After installing Fedora, cannot install windows 10 (on 3 computers) media drivers not fount

Hi guys,

I really got into Fedora after being Windows only user for my whole life. Installed in on desktop, my laptop and my new laptop too. The problem is, that I wanted a dualboot on my desktop, but after booting from USB it wanted media drivers. That didn’t really bother me, because I had plenty other things to do and didn’t need windows, but now, after getting a Lenovo Flex 5 14ALC05 I installed Fedora, but had no way of getting display autorotation working so I decided to install Windows. After 5 hours of “media drivers not fount”, switching usb ports, trying to completely clean the NVMe with diskpart, even creating a partition, formatting it in Fedora live, downloading generic NVMe drivers, Intel drivers, praying to gods. Nothing works for me. The same goes for my old laptop and desktop. I noticed, that while loading the usb with Windows (and completely clean main drive), it said something like “To boot from DVD press any key” with the “typical linux font”, which is pretty weird to me, since Fedora was installed on the NVMe that I cleaned like 3 times. So my hypothesis is, that somehow there is a linux bootloader stuck in wherever it can be stuck and I need to reinstall it with windows capable bootloader. Anyway, anything that might help me would be really appreciated. Thanks in advance.
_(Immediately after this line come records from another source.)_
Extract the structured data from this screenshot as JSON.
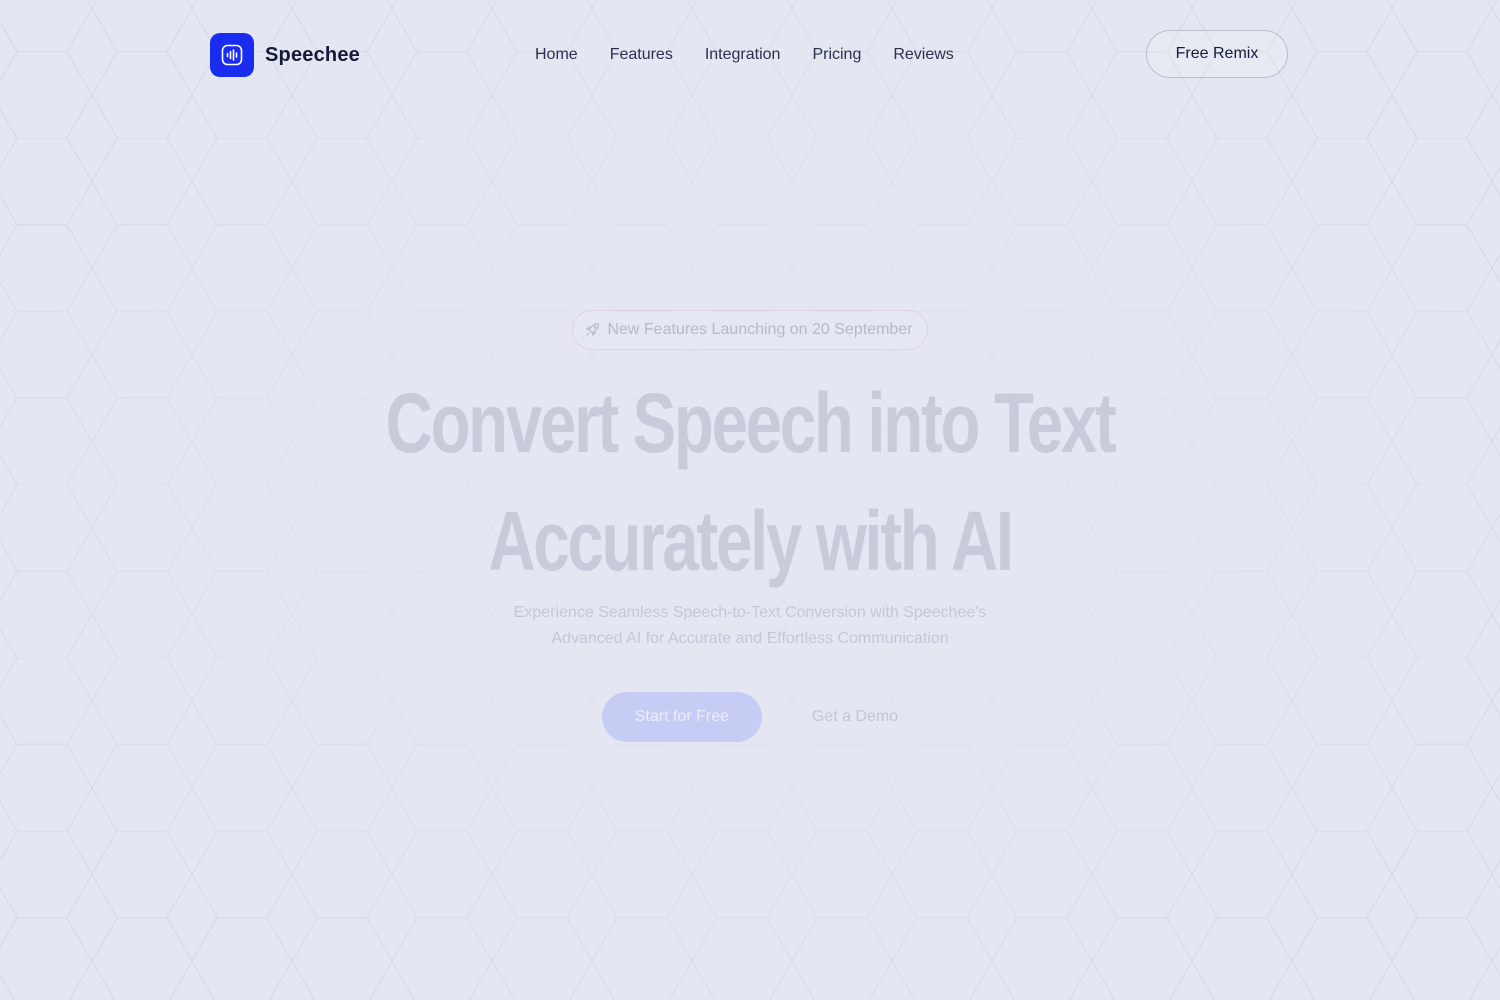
{
  "brand": {
    "name": "Speechee",
    "icon": "sound-wave-icon",
    "accent_color": "#1a2cf0"
  },
  "nav": {
    "items": [
      {
        "label": "Home"
      },
      {
        "label": "Features"
      },
      {
        "label": "Integration"
      },
      {
        "label": "Pricing"
      },
      {
        "label": "Reviews"
      }
    ]
  },
  "header": {
    "cta_label": "Free Remix"
  },
  "hero": {
    "announcement": {
      "icon": "rocket-icon",
      "text": "New Features Launching on 20 September"
    },
    "headline": {
      "line1": "Convert Speech into Text",
      "line2": "Accurately with AI"
    },
    "subtitle": {
      "line1": "Experience Seamless Speech-to-Text Conversion with Speechee's",
      "line2": "Advanced AI for Accurate and Effortless Communication"
    },
    "primary_cta": "Start for Free",
    "secondary_cta": "Get a Demo"
  },
  "colors": {
    "background": "#e4e7f2",
    "text_dark": "#151a3a",
    "headline_faded": "#c8cbda",
    "primary_button_faded": "#c7ccf5"
  }
}
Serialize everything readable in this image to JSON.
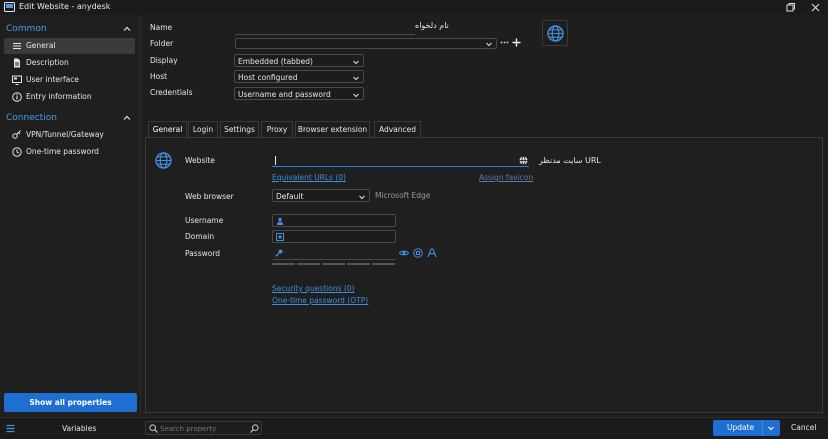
{
  "window": {
    "title": "Edit Website - anydesk"
  },
  "sidebar": {
    "sections": [
      {
        "label": "Common",
        "items": [
          {
            "label": "General",
            "icon": "list-icon",
            "active": true
          },
          {
            "label": "Description",
            "icon": "document-icon"
          },
          {
            "label": "User interface",
            "icon": "monitor-icon"
          },
          {
            "label": "Entry information",
            "icon": "info-icon"
          }
        ]
      },
      {
        "label": "Connection",
        "items": [
          {
            "label": "VPN/Tunnel/Gateway",
            "icon": "network-icon"
          },
          {
            "label": "One-time password",
            "icon": "clock-icon"
          }
        ]
      }
    ],
    "show_all_label": "Show all properties"
  },
  "form": {
    "name_label": "Name",
    "name_value": "نام دلخواه",
    "folder_label": "Folder",
    "folder_value": "",
    "display_label": "Display",
    "display_value": "Embedded (tabbed)",
    "host_label": "Host",
    "host_value": "Host configured",
    "credentials_label": "Credentials",
    "credentials_value": "Username and password"
  },
  "tabs": [
    {
      "label": "General",
      "active": true
    },
    {
      "label": "Login"
    },
    {
      "label": "Settings"
    },
    {
      "label": "Proxy"
    },
    {
      "label": "Browser extension"
    },
    {
      "label": "Advanced"
    }
  ],
  "general": {
    "website_label": "Website",
    "website_value": "",
    "url_hint": "سایت مدنظر URL",
    "equivalent_urls": "Equivalent URLs (0)",
    "assign_favicon": "Assign favicon",
    "web_browser_label": "Web browser",
    "web_browser_value": "Default",
    "web_browser_hint": "Microsoft Edge",
    "username_label": "Username",
    "username_value": "",
    "domain_label": "Domain",
    "domain_value": "",
    "password_label": "Password",
    "password_value": "",
    "security_questions": "Security questions (0)",
    "otp_link": "One-time password (OTP)"
  },
  "bottom": {
    "variables_label": "Variables",
    "search_placeholder": "Search property",
    "update_label": "Update",
    "cancel_label": "Cancel"
  },
  "colors": {
    "accent": "#1f6fd3",
    "link": "#3f8fdc",
    "section": "#4c9be8",
    "background": "#1e1e1e"
  }
}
If you are installing windows 10 in uefi mode the disk MUST be partitioned as GPT.
Doing things with both windows and linux causes problems. The only clean way I have found is to be sure that the system is set to the boot mode you want (Most newer systems should always be UEFI) then do a new install with windows first. Telling it to use the entire disk will arrange things properly for windows. Once windows has completed the install and initial config is done then you can use the disk manager to shrink the windows partition to the desired size and install fedora on the newly unallocated space. You could use custom install and mount the existing windows efi partition as /boot/efi while creating new partitions for everything else – or just do an automatic install in open space and it will do the partitioning for you and automatically use the efi partition already mentioned.